Ekonomide 2023 yılını yüzde 5,1 oranında büyümeyle kapatarak 14 yıl boyunca kesintisiz büyüme sürecimizi devam ettirdik. 2024 yılının ilk yarısında büyümemiz yüzde 3,8 olarak gerçekleşti. Milli gelirimizin 2024 sonunda 1 trilyon 331 milyar dolara ve kişi başına gelirimizin ise 15 bin 551 dolara yükselmesini bekliyoruz.

Tüm dünya gibi bizim de en büyük endişemiz yüksek enflasyondur. Amerika ve Avrupa dahil pek çok yerde son 60-70 yılın zirvelerini gören enflasyon baskısından herkes gibi biz de olumsuz etkilendik. Dezenflasyon sürecimiz 2024 yılı Haziran ayından itibaren başladı ve 2025 yılında da devam edecek. Son 1 yılda toplam istihdamı 1,1 milyon kişi artırarak işsizlik oranımızı yüzde 8,6’ya düşürdük.

Ekim ayında yıllıklandırılmış ihracatımız toplam 262,3 milyar dolar ile tarihimizin en yüksek seviyesine ulaştı. Turizmde 2024’ün ilk 9 ayında 47 milyar dolar gelirle rekor kırdık. Cari açığımızı 10 milyar doların altına indirerek, dış kırılganlığımızı giderdik.

Merkez Bankamızın rezervleri 160 milyar dolara dayandı. Makro ekonomik göstergelerdeki bu pozitif gelişmeler, yatırımcıların ülkemize yönelik bakışını olumlu yönünde etkilemiş, kredi notumuz artarken ülkemizin risk primi de emsallerimize göre daha hızlı düşmüştür. 2024’te 3 büyük kredi derecelendirme kuruluşu tarafından notu ikişer kademe artırılan tek ülkeyiz.

Ekonomide hedeflerimizi gerçekleştirmek amacıyla ülkemizin araştırma geliştirme ve yenilikçilik kapasitesini geliştirmeyi, aktif sanayi politikalarımızla katma değer zincirlerinde yükselmeyi, savunma sanayindeki atılımlarımıza yenilerini eklemeyi, yeşil ve dijital ekonomiye geçişle yönelik teknolojik dönüşümü hızlandırmayı, yatırımcı dostu politikalar iş ve yatırım ortamımızı iyileştirmeyi, ekonomimizin rekabet gücünü artırmayı kararlılıkla sürdüreceğiz.

Bölgemizdeki çatışmalar ve krizler çözüme kavuştukça Türk ekonomisindeki iyileşme daha da hızlanacak, hedeflere doğru koşar adımlarla gidecektir.
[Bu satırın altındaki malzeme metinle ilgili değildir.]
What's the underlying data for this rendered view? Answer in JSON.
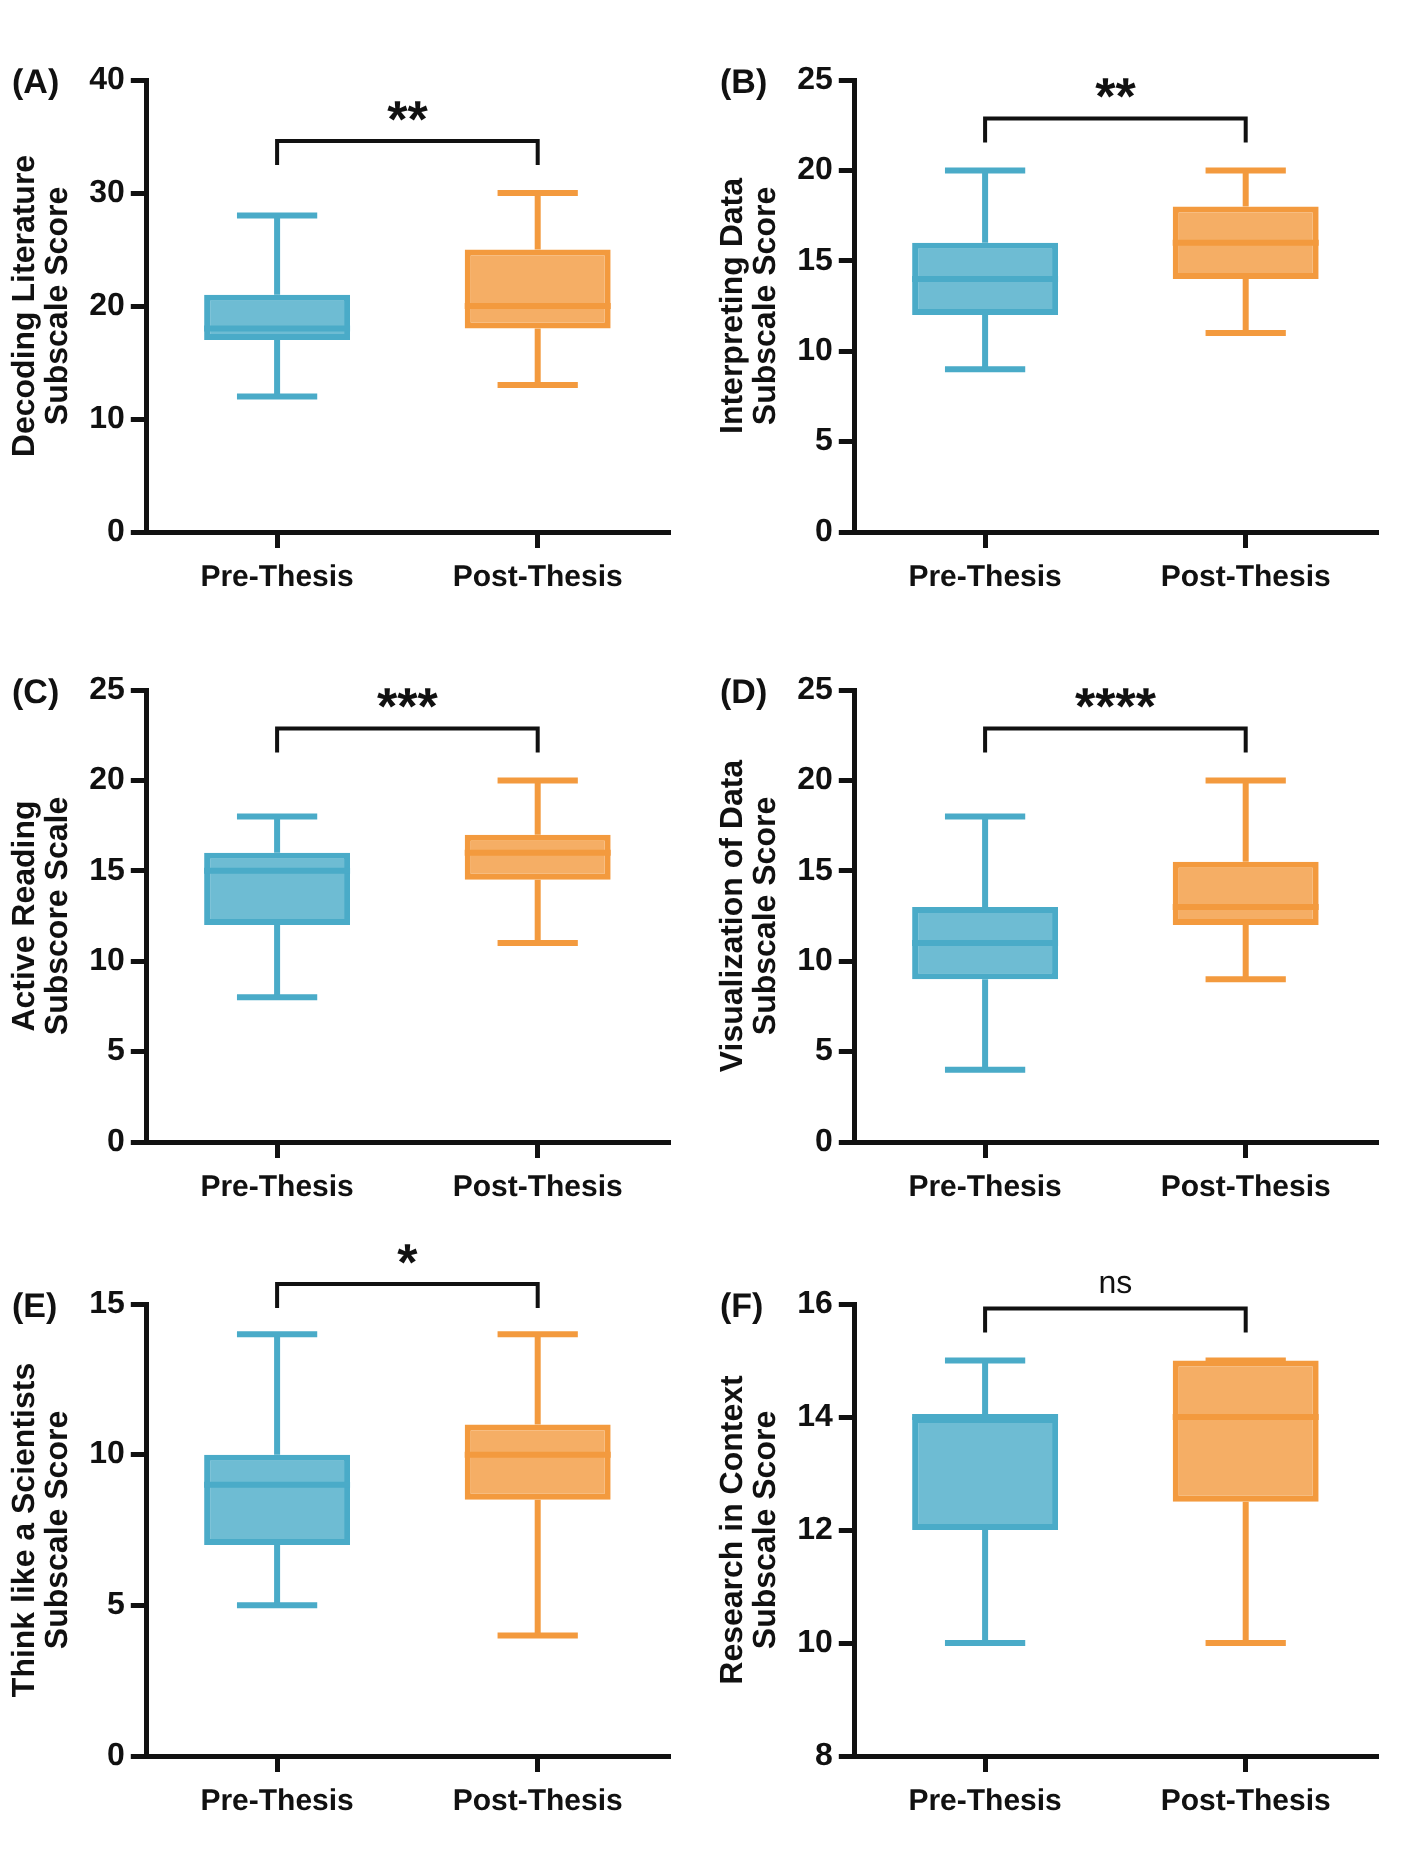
{
  "chart_data": [
    {
      "type": "box",
      "title": "(A)",
      "ylabel": "Decoding Literature\nSubscale Score",
      "categories": [
        "Pre-Thesis",
        "Post-Thesis"
      ],
      "colors": [
        "#4aabc8",
        "#f39a3e"
      ],
      "ylim": [
        0,
        40
      ],
      "yticks": [
        0,
        10,
        20,
        30,
        40
      ],
      "annotations": [
        "**"
      ],
      "boxes": [
        {
          "low": 12,
          "q1": 17,
          "median": 18,
          "q3": 21,
          "high": 28
        },
        {
          "low": 13,
          "q1": 18,
          "median": 20,
          "q3": 25,
          "high": 30
        }
      ]
    },
    {
      "type": "box",
      "title": "(B)",
      "ylabel": "Interpreting Data\nSubscale Score",
      "categories": [
        "Pre-Thesis",
        "Post-Thesis"
      ],
      "colors": [
        "#4aabc8",
        "#f39a3e"
      ],
      "ylim": [
        0,
        25
      ],
      "yticks": [
        0,
        5,
        10,
        15,
        20,
        25
      ],
      "annotations": [
        "**"
      ],
      "boxes": [
        {
          "low": 9,
          "q1": 12,
          "median": 14,
          "q3": 16,
          "high": 20
        },
        {
          "low": 11,
          "q1": 14,
          "median": 16,
          "q3": 18,
          "high": 20
        }
      ]
    },
    {
      "type": "box",
      "title": "(C)",
      "ylabel": "Active Reading\nSubscore Scale",
      "categories": [
        "Pre-Thesis",
        "Post-Thesis"
      ],
      "colors": [
        "#4aabc8",
        "#f39a3e"
      ],
      "ylim": [
        0,
        25
      ],
      "yticks": [
        0,
        5,
        10,
        15,
        20,
        25
      ],
      "annotations": [
        "***"
      ],
      "boxes": [
        {
          "low": 8,
          "q1": 12,
          "median": 15,
          "q3": 16,
          "high": 18
        },
        {
          "low": 11,
          "q1": 14.5,
          "median": 16,
          "q3": 17,
          "high": 20
        }
      ]
    },
    {
      "type": "box",
      "title": "(D)",
      "ylabel": "Visualization of Data\nSubscale Score",
      "categories": [
        "Pre-Thesis",
        "Post-Thesis"
      ],
      "colors": [
        "#4aabc8",
        "#f39a3e"
      ],
      "ylim": [
        0,
        25
      ],
      "yticks": [
        0,
        5,
        10,
        15,
        20,
        25
      ],
      "annotations": [
        "****"
      ],
      "boxes": [
        {
          "low": 4,
          "q1": 9,
          "median": 11,
          "q3": 13,
          "high": 18
        },
        {
          "low": 9,
          "q1": 12,
          "median": 13,
          "q3": 15.5,
          "high": 20
        }
      ]
    },
    {
      "type": "box",
      "title": "(E)",
      "ylabel": "Think like a Scientists\nSubscale Score",
      "categories": [
        "Pre-Thesis",
        "Post-Thesis"
      ],
      "colors": [
        "#4aabc8",
        "#f39a3e"
      ],
      "ylim": [
        0,
        15
      ],
      "yticks": [
        0,
        5,
        10,
        15
      ],
      "annotations": [
        "*"
      ],
      "boxes": [
        {
          "low": 5,
          "q1": 7,
          "median": 9,
          "q3": 10,
          "high": 14
        },
        {
          "low": 4,
          "q1": 8.5,
          "median": 10,
          "q3": 11,
          "high": 14
        }
      ]
    },
    {
      "type": "box",
      "title": "(F)",
      "ylabel": "Research in Context\nSubscale Score",
      "categories": [
        "Pre-Thesis",
        "Post-Thesis"
      ],
      "colors": [
        "#4aabc8",
        "#f39a3e"
      ],
      "ylim": [
        8,
        16
      ],
      "yticks": [
        8,
        10,
        12,
        14,
        16
      ],
      "annotations": [
        "ns"
      ],
      "boxes": [
        {
          "low": 10,
          "q1": 12,
          "median": 14,
          "q3": 14,
          "high": 15
        },
        {
          "low": 10,
          "q1": 12.5,
          "median": 14,
          "q3": 15,
          "high": 15
        }
      ]
    }
  ]
}
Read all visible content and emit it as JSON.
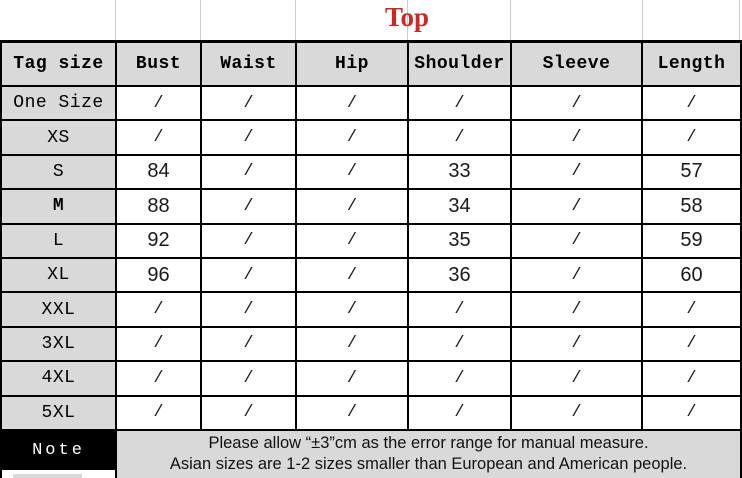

İlk olarak Rio’ya geldiğimiz Pazar günü ev sahibi Brezilya Devlet Başkanı değerli dostum Lula’yla kapsamlı görüşme yaptık. Ayrıca aralarında Malezya, Endonezya, İtalya, İspanya, Fransa liderleriyle Avusturalya Başbakanı’nın bulunduğu birçok devlet ve hükümet başkanıyla temaslarımız veya ikili formatta görüşmelerimiz oldu.

Zirve marjında Meksika, Endonezya, Kore Cumhuriyeti ve Avustralya’yla kurduğumuz MIKTA oluşumunun liderleriyle toplantı yaptık. İş birliğimizi daha da güçlendirme konusunda mutabık kaldık. Şunu bir kez daha vurgulamakta fayda görüyorum; barışı, adaleti ve insanlığın ortak değerlerini merkeze alan girişimci dış politikasıyla Türkiye hem G20 hem MIKTA hem de çok taraflı platformlarda etkin rol oynamaya devam edecektir.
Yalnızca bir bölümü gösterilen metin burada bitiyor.